한빛사논문
Seulki Song 1,2,†, Youngil Koh 1,3,†, Seokhyeon Kim 1,†, Sang Mi Lee 4, Hyun Uk Kim 4,*, Jung Min Ko 5,*, Se‑Hoon Lee 6 *, Sung‑Soo Yoon 1,3,* and Solip Park 2,*
1Cancer Research Institute, Seoul National University College of Medicine, Seoul 03080, Republic of Korea.
2Structural Biology Program, Centro Nacional de Investigaciones Oncológicas (CNIO), Calle de Melchor Fernández Almagro, 3, Madrid 28029, Spain.
3Biomedical Research Institute and Departments of Internal Medicine, Seoul National University Hospital, Seoul 03080, Republic of Korea.
4Department of Chemical and Biomolecular Engineering, Korea Advanced Institute of Science and Technology (KAIST), Daejeon 34141, Republic of Korea.
5Department of Pediatrics, Seoul National University Children’s Hospital, Seoul National University College of Medicine, Seoul 03080, Republic of Korea.
6Division of Hematology‑Oncology, Department of Medicine, Samsung Medical Center, Sungkyunkwan University School of Medicine, Seoul 06351, Republic of Korea.

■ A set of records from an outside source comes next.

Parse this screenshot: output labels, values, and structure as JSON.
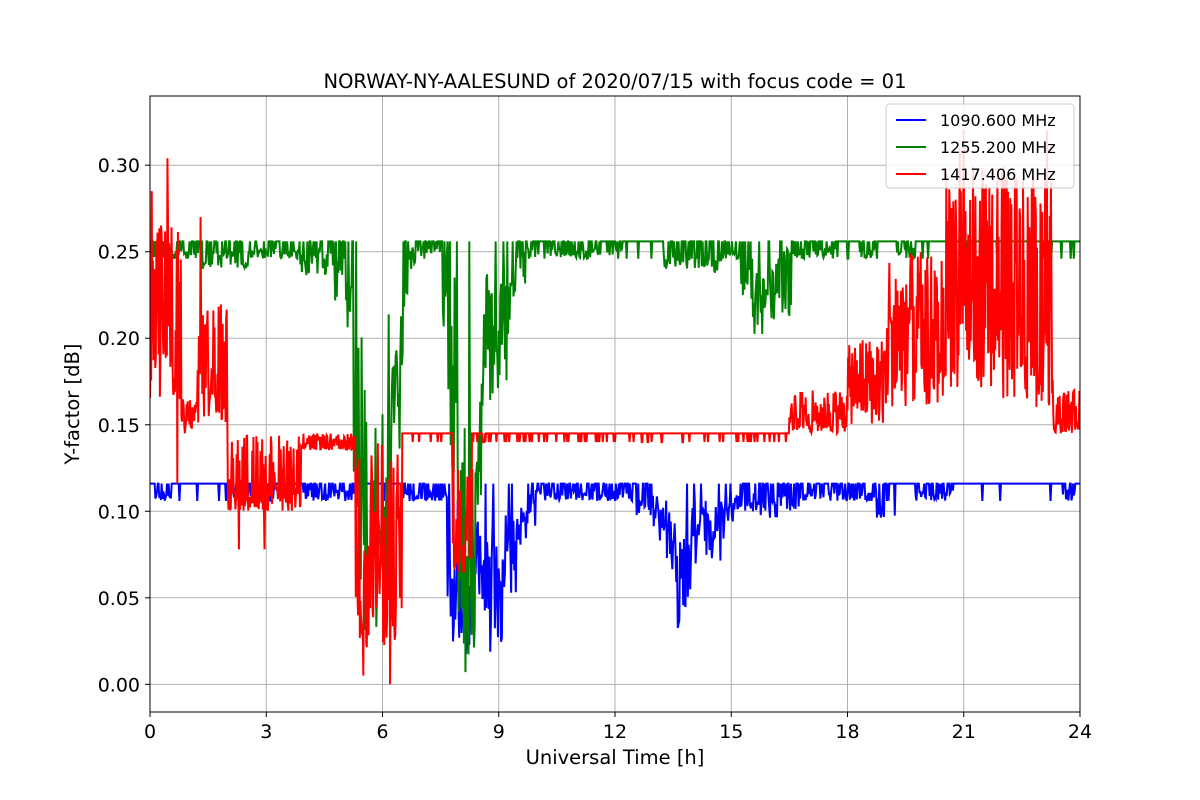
{
  "chart_data": {
    "type": "line",
    "title": "NORWAY-NY-AALESUND of 2020/07/15 with focus code = 01",
    "xlabel": "Universal Time [h]",
    "ylabel": "Y-factor [dB]",
    "xlim": [
      0,
      24
    ],
    "ylim": [
      -0.016,
      0.34
    ],
    "xticks": [
      0,
      3,
      6,
      9,
      12,
      15,
      18,
      21,
      24
    ],
    "xtick_labels": [
      "0",
      "3",
      "6",
      "9",
      "12",
      "15",
      "18",
      "21",
      "24"
    ],
    "yticks": [
      0.0,
      0.05,
      0.1,
      0.15,
      0.2,
      0.25,
      0.3
    ],
    "ytick_labels": [
      "0.00",
      "0.05",
      "0.10",
      "0.15",
      "0.20",
      "0.25",
      "0.30"
    ],
    "grid": true,
    "legend_position": "top-right",
    "series": [
      {
        "name": "1090.600 MHz",
        "color": "#0000ff",
        "baseline": 0.116,
        "dips": [
          [
            0.3,
            0.106
          ],
          [
            2.4,
            0.106
          ],
          [
            3.0,
            0.106
          ],
          [
            4.2,
            0.106
          ],
          [
            4.6,
            0.106
          ],
          [
            5.1,
            0.106
          ],
          [
            6.7,
            0.106
          ],
          [
            7.1,
            0.106
          ],
          [
            7.4,
            0.106
          ],
          [
            7.7,
            0.106
          ],
          [
            7.9,
            0.04
          ],
          [
            8.0,
            0.02
          ],
          [
            8.2,
            0.012
          ],
          [
            8.4,
            0.05
          ],
          [
            8.6,
            0.07
          ],
          [
            8.8,
            0.03
          ],
          [
            8.9,
            0.0
          ],
          [
            9.0,
            0.06
          ],
          [
            9.2,
            0.05
          ],
          [
            9.3,
            0.07
          ],
          [
            9.5,
            0.08
          ],
          [
            9.7,
            0.09
          ],
          [
            10.0,
            0.106
          ],
          [
            10.5,
            0.106
          ],
          [
            11.0,
            0.106
          ],
          [
            11.4,
            0.106
          ],
          [
            11.8,
            0.106
          ],
          [
            12.2,
            0.106
          ],
          [
            12.8,
            0.096
          ],
          [
            13.0,
            0.1
          ],
          [
            13.2,
            0.09
          ],
          [
            13.4,
            0.08
          ],
          [
            13.5,
            0.07
          ],
          [
            13.6,
            0.06
          ],
          [
            13.7,
            0.05
          ],
          [
            13.8,
            0.03
          ],
          [
            13.9,
            0.065
          ],
          [
            14.0,
            0.08
          ],
          [
            14.2,
            0.09
          ],
          [
            14.4,
            0.08
          ],
          [
            14.6,
            0.068
          ],
          [
            14.8,
            0.09
          ],
          [
            15.0,
            0.1
          ],
          [
            15.3,
            0.1
          ],
          [
            15.6,
            0.1
          ],
          [
            16.0,
            0.096
          ],
          [
            16.5,
            0.1
          ],
          [
            17.0,
            0.106
          ],
          [
            17.5,
            0.106
          ],
          [
            18.0,
            0.106
          ],
          [
            18.5,
            0.106
          ],
          [
            19.0,
            0.096
          ],
          [
            20.0,
            0.106
          ],
          [
            20.5,
            0.106
          ],
          [
            23.8,
            0.106
          ]
        ]
      },
      {
        "name": "1255.200 MHz",
        "color": "#008000",
        "baseline": 0.256,
        "dips": [
          [
            0.2,
            0.246
          ],
          [
            0.5,
            0.246
          ],
          [
            1.0,
            0.246
          ],
          [
            1.6,
            0.24
          ],
          [
            2.0,
            0.246
          ],
          [
            2.3,
            0.24
          ],
          [
            2.8,
            0.246
          ],
          [
            3.0,
            0.246
          ],
          [
            3.6,
            0.246
          ],
          [
            4.1,
            0.236
          ],
          [
            4.4,
            0.246
          ],
          [
            4.7,
            0.236
          ],
          [
            5.0,
            0.22
          ],
          [
            5.3,
            0.2
          ],
          [
            5.4,
            0.17
          ],
          [
            5.5,
            0.1
          ],
          [
            5.6,
            0.06
          ],
          [
            5.7,
            0.04
          ],
          [
            5.8,
            0.03
          ],
          [
            5.9,
            0.06
          ],
          [
            6.0,
            0.05
          ],
          [
            6.1,
            0.09
          ],
          [
            6.2,
            0.12
          ],
          [
            6.3,
            0.15
          ],
          [
            6.4,
            0.18
          ],
          [
            6.6,
            0.24
          ],
          [
            7.0,
            0.246
          ],
          [
            7.5,
            0.246
          ],
          [
            7.8,
            0.2
          ],
          [
            7.9,
            0.15
          ],
          [
            8.0,
            0.1
          ],
          [
            8.1,
            0.06
          ],
          [
            8.2,
            0.03
          ],
          [
            8.3,
            0.0
          ],
          [
            8.4,
            0.12
          ],
          [
            8.5,
            0.2
          ],
          [
            8.6,
            0.22
          ],
          [
            8.8,
            0.18
          ],
          [
            9.0,
            0.16
          ],
          [
            9.2,
            0.21
          ],
          [
            9.5,
            0.23
          ],
          [
            9.8,
            0.246
          ],
          [
            10.5,
            0.246
          ],
          [
            11.0,
            0.246
          ],
          [
            11.5,
            0.246
          ],
          [
            12.0,
            0.246
          ],
          [
            13.5,
            0.24
          ],
          [
            14.0,
            0.24
          ],
          [
            14.5,
            0.236
          ],
          [
            15.0,
            0.246
          ],
          [
            15.5,
            0.22
          ],
          [
            15.8,
            0.2
          ],
          [
            16.0,
            0.22
          ],
          [
            16.3,
            0.21
          ],
          [
            16.6,
            0.246
          ],
          [
            17.0,
            0.246
          ],
          [
            17.5,
            0.246
          ],
          [
            18.5,
            0.246
          ],
          [
            19.5,
            0.246
          ]
        ]
      },
      {
        "name": "1417.406 MHz",
        "color": "#ff0000",
        "segments": [
          {
            "t0": 0.0,
            "t1": 0.8,
            "low": 0.16,
            "high": 0.27
          },
          {
            "t0": 0.8,
            "t1": 1.2,
            "low": 0.145,
            "high": 0.165
          },
          {
            "t0": 1.2,
            "t1": 2.0,
            "low": 0.15,
            "high": 0.22
          },
          {
            "t0": 2.0,
            "t1": 3.9,
            "low": 0.1,
            "high": 0.145
          },
          {
            "t0": 3.9,
            "t1": 5.3,
            "low": 0.135,
            "high": 0.145
          },
          {
            "t0": 5.3,
            "t1": 6.5,
            "low": 0.02,
            "high": 0.14
          },
          {
            "t0": 6.5,
            "t1": 7.8,
            "low": 0.14,
            "high": 0.145
          },
          {
            "t0": 7.8,
            "t1": 8.3,
            "low": 0.06,
            "high": 0.14
          },
          {
            "t0": 8.3,
            "t1": 16.5,
            "low": 0.14,
            "high": 0.145
          },
          {
            "t0": 16.5,
            "t1": 18.0,
            "low": 0.145,
            "high": 0.17
          },
          {
            "t0": 18.0,
            "t1": 19.0,
            "low": 0.15,
            "high": 0.2
          },
          {
            "t0": 19.0,
            "t1": 20.5,
            "low": 0.16,
            "high": 0.25
          },
          {
            "t0": 20.5,
            "t1": 22.0,
            "low": 0.17,
            "high": 0.3
          },
          {
            "t0": 22.0,
            "t1": 23.3,
            "low": 0.16,
            "high": 0.3
          },
          {
            "t0": 23.3,
            "t1": 24.0,
            "low": 0.145,
            "high": 0.17
          }
        ],
        "spikes": [
          [
            0.05,
            0.285
          ],
          [
            0.45,
            0.304
          ],
          [
            0.7,
            0.116
          ],
          [
            1.3,
            0.27
          ],
          [
            2.3,
            0.078
          ],
          [
            2.95,
            0.078
          ],
          [
            5.5,
            0.005
          ],
          [
            6.2,
            0.0
          ],
          [
            20.9,
            0.31
          ],
          [
            21.0,
            0.32
          ],
          [
            23.15,
            0.32
          ],
          [
            23.25,
            0.29
          ]
        ]
      }
    ]
  }
}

†Seulki Song, Youngil Koh and Seokhyeon Kim contributed equally to this work
*Corresponding authors: correspondence to Hyun Uk Kim, Jung Min Ko, Se‑Hoon Lee, Sung‑Soo Yoon or Solip Park
Abstract
Background
Despite the acceleration of somatic driver gene discovery facilitated by recent large-scale tumor sequencing data, the contribution of inherited variants remains largely unexplored, primarily focusing on previously known cancer predisposition genes (CPGs) due to the low statistical power associated with detecting rare pathogenic variant-phenotype associations.
Methods
Here, we introduce a generalized log-regression model to measure the excess of pathogenic variants within genes in cancer patients compared to control samples. It aims to measure gene-level cancer risk enrichment by collapsing rare pathogenic variants after controlling the population differences across samples.
Results
In this study, we investigate whether pathogenic variants in Mendelian disease-associated genes (OMIM genes) are enriched in cancer patients compared to controls. Utilizing data from PCAWG and the 1,000 Genomes Project, we identify 103 OMIM genes demonstrating significant enrichment of pathogenic variants in cancer samples (FDR 20%). Through an integrative approach considering three distinct properties, we classify these CPG-like OMIM genes into four clusters, indicating potential diverse mechanisms underlying tumor progression. Further, we explore the function of PAH (a key metabolic enzyme associated with Phenylketonuria), the gene exhibiting the highest prevalence of pathogenic variants in a pan-cancer (1.8%) compared to controls (0.6%).
Conclusions
Our findings suggest a possible cancer progression mechanism through metabolic profile alterations. Overall, our data indicates that pathogenic OMIM gene variants contribute to cancer progression and introduces new CPG classifications potentially underpinning diverse tumorigenesis mechanisms.